Un estudio realizado en las comunidades indígenas de San Lucas, Cusmapa, Telpaneca, Totogalpa y Mozonte, habitadas por unas 50 mil personas aglutinadas en la Coordinadora Chorotega, revela que al menos el 50 por ciento de sus propiedades están siendo ocupadas por colonos.
El documento revela que 113,253 manzanas de tierra le pertenecen a los indígenas en las comunidades antes mencionadas. Pero más de 60,000 manzanas están en posesión de terceras personas.
“El Registro de la Propiedad ha trabajado en función de privatizar las tierras de los indígenas. Ha entregado títulos, aunque sea de manera provisional, a favor de colonos y solo promueve la anarquía jurídica.
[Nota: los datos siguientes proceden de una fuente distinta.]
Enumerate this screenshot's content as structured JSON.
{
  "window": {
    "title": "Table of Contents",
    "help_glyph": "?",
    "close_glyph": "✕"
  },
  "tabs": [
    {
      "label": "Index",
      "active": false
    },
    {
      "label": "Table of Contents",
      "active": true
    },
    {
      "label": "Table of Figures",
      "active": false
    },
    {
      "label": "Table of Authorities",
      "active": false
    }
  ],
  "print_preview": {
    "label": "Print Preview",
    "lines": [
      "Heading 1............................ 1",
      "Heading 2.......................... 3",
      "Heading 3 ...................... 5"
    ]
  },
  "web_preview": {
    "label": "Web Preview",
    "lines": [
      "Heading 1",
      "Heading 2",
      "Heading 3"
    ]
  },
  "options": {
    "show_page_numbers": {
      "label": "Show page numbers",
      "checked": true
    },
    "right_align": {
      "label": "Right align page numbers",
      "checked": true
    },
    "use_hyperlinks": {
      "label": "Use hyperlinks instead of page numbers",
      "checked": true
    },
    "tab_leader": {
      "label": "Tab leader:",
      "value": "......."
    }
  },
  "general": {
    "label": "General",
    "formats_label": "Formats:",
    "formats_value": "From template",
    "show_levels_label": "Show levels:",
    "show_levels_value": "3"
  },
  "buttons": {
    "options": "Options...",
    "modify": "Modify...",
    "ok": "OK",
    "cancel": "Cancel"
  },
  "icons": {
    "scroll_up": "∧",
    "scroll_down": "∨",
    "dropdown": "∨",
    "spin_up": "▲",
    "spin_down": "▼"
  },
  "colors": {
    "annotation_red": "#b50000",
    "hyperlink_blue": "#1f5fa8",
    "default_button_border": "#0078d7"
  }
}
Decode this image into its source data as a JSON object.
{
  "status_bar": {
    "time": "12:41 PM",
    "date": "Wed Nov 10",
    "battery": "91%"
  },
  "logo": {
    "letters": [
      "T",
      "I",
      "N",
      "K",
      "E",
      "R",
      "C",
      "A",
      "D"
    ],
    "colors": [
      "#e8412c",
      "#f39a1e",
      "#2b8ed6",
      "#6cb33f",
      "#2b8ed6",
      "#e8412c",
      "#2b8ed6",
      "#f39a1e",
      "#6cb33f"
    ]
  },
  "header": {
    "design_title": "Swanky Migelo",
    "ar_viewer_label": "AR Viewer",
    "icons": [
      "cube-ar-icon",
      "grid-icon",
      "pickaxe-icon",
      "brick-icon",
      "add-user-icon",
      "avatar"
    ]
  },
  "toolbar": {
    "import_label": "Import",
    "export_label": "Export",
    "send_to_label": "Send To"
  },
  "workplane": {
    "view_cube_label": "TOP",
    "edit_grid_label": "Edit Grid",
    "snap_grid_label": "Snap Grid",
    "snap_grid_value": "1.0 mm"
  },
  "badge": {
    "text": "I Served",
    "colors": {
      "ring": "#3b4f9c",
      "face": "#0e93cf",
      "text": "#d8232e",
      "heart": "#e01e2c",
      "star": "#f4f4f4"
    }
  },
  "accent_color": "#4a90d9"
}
Y lo peor es que hay una alta concentración de propiedades. Se están haciendo terratenientes con los pueblos de los indígenas”, dijo Rigoberto Mairena, especialista en derechos indígenas y asesor de los pueblos indígenas del Pacífico, Norte y Centro del país.
En promedio, un colono en tierras indígenas de los Chorotegas posee más de 10 manzanas de tierra, cuando los verdaderos indígenas están en posesión de propiedades más pequeñas, dijo Mairena, quien ayer participó en el primer encuentro de autoridades indígenas y afrodescendientes en la capital.
PREPARAN DEMANDA
En la comarca Uluse, ubicada en la comunidad indígena de San Ramón en Matagalpa, hay una disputa por 1,500 hectáreas. Ahí, 600 indígenas reclaman ser los dueños del terreno que está en posesión de un extranjero.
“Nosotros llevamos 47 años esperando que el Estado indemnice y pague a los indígenas que fueron expulsados cuando se construyó el Lago de Apanás”, indicó el cacique mayor del pueblo indígena de Jinotega, José Luis González.
La comunidad indígena de Jinotega, Uluse y El Viejo, en Chinandega, preparan una demanda internacional contra el Estado por promover la usurpación de sus tierras.
Mientras que la toma de tierras en el Caribe ha provocado muertes.